Cover image of the review
Installation view of Peter Tyndall, SINCLAIR+GALLERY, Castlemaine Art Museum. Photo: Ian Hill.

SINCLAIR+GALLERY


12 Mar 2022
Castlemaine Art Museum 16 Dec - 10 Jul 2022

We appear to be in a show room passage. With a tree-sawn grid-nailed floor. Level, horizontal …

Sigmar Polke, Imants Tillers, Joseph Beuys and Colin McCahon are the cardinal points. Named on the interior cut-corner walls and echoing the crown nameplate of the Sinclair Gallery, which itself fits neatly inside the Castlemaine Art Gallery and Museum (recently renamed Castlemaine Art Museum), the current exhibition SINCLAIR+GALLERY by Peter Tyndall, the Hepburn Springs-based artist, is a vertiginous reflection on the installation of artwork in the storied gallery of the museum. At its centre, there is a plinth that inverts the octagonal structure of the gallery and features a kitchen instrument that miniaturises and points to the gridded light-well of the ceiling. On the gallery walls, the picture rail mouldings help to reveal Tyndall’s elegant iconography, which is repeated in the paintings that are framed and hung below.
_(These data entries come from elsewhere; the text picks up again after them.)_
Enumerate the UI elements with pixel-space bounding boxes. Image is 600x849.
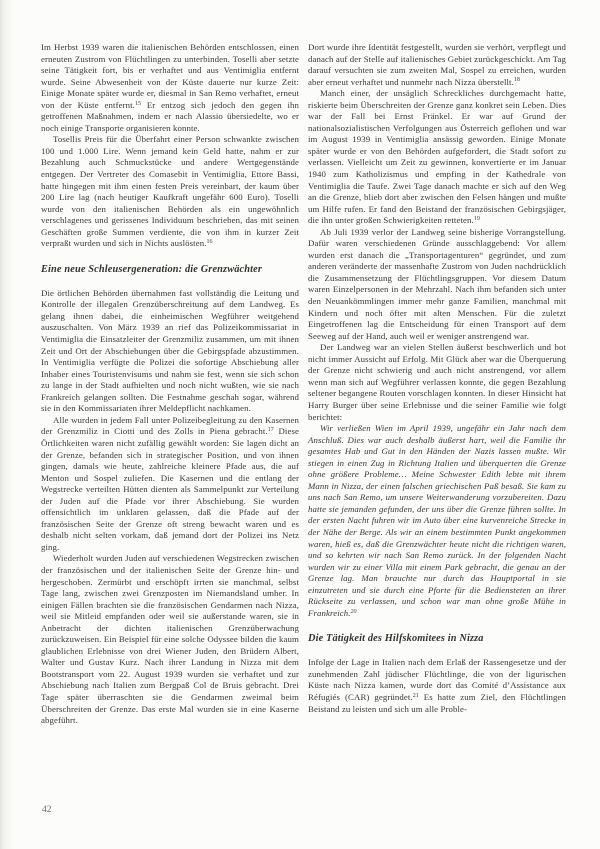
body-paragraph: Ab Juli 1939 verlor der Landweg seine bi…	[308, 227, 566, 342]
right-column: Dort wurde ihre Identität festgestellt, …	[308, 42, 566, 727]
footnote-marker: 15	[135, 101, 141, 107]
body-paragraph: Im Herbst 1939 waren die italienischen B…	[41, 42, 299, 134]
section-heading: Eine neue Schleusergeneration: die Grenz…	[41, 264, 299, 276]
section-heading: Die Tätigkeit des Hilfskomitees in Nizza	[308, 633, 566, 645]
body-paragraph: Infolge der Lage in Italien nach dem Erl…	[308, 657, 566, 715]
body-paragraph: Dort wurde ihre Identität festgestellt, …	[308, 42, 566, 88]
book-page: Im Herbst 1939 waren die italienischen B…	[0, 0, 600, 849]
footnote-marker: 19	[474, 216, 480, 222]
two-column-text: Im Herbst 1939 waren die italienischen B…	[41, 42, 566, 727]
footnote-marker: 18	[514, 77, 520, 83]
body-paragraph: Manch einer, der unsäglich Schreckliches…	[308, 88, 566, 227]
page-number: 42	[42, 805, 52, 815]
body-paragraph: Tosellis Preis für die Überfahrt einer P…	[41, 134, 299, 249]
body-paragraph: Der Landweg war an vielen Stellen äußers…	[308, 342, 566, 423]
footnote-marker: 17	[268, 427, 274, 433]
footnote-marker: 20	[351, 609, 357, 615]
body-paragraph: Die örtlichen Behörden übernahmen fast v…	[41, 288, 299, 415]
body-paragraph: Alle wurden in jedem Fall unter Polizeib…	[41, 415, 299, 554]
body-paragraph: Wiederholt wurden Juden auf verschiedene…	[41, 553, 299, 726]
footnote-marker: 16	[207, 239, 213, 245]
blockquote-paragraph: Wir verließen Wien im April 1939, ungefä…	[308, 423, 566, 619]
footnote-marker: 21	[413, 693, 419, 699]
left-column: Im Herbst 1939 waren die italienischen B…	[41, 42, 299, 727]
Meta-painting may seem an apt signifier for Tyndall’s concept-driven process, but perhaps today that more readily signifies Facebook’s online algorithmics. Opposed to aesthetic projects like Tyndall’s, these social media companies have co-opted and monetised the (visual) search function ruthlessly for nearly two decades. Network painting, perhaps? No. But walking through an art deco building that opened in 1931, it’s impossible not to connect this enduring outcome of an Australian modernism with the indifferent digital aesthetics of the information age. (The grid of the QR code and its repetition in laminated Victorian Government signage at every entrance are only the most obvious examples of this.) In 1913, Elsie Barlow, a founding member of the Twenty Melbourne Painters Society, proposed the creation of a permanent art gallery for Castlemaine. The present gallery building ended up being designed by architect Percy Meldrum, who had earlier travelled to Chicago and was a Frank Lloyd Wright acolyte. Upon his return to Melbourne, Meldrum partnered with Arthur George Stephenson, whom he had met in London at the Architectural Association after the war effort, becoming a pioneer of architectural modernism in the provinces of the interwar colony.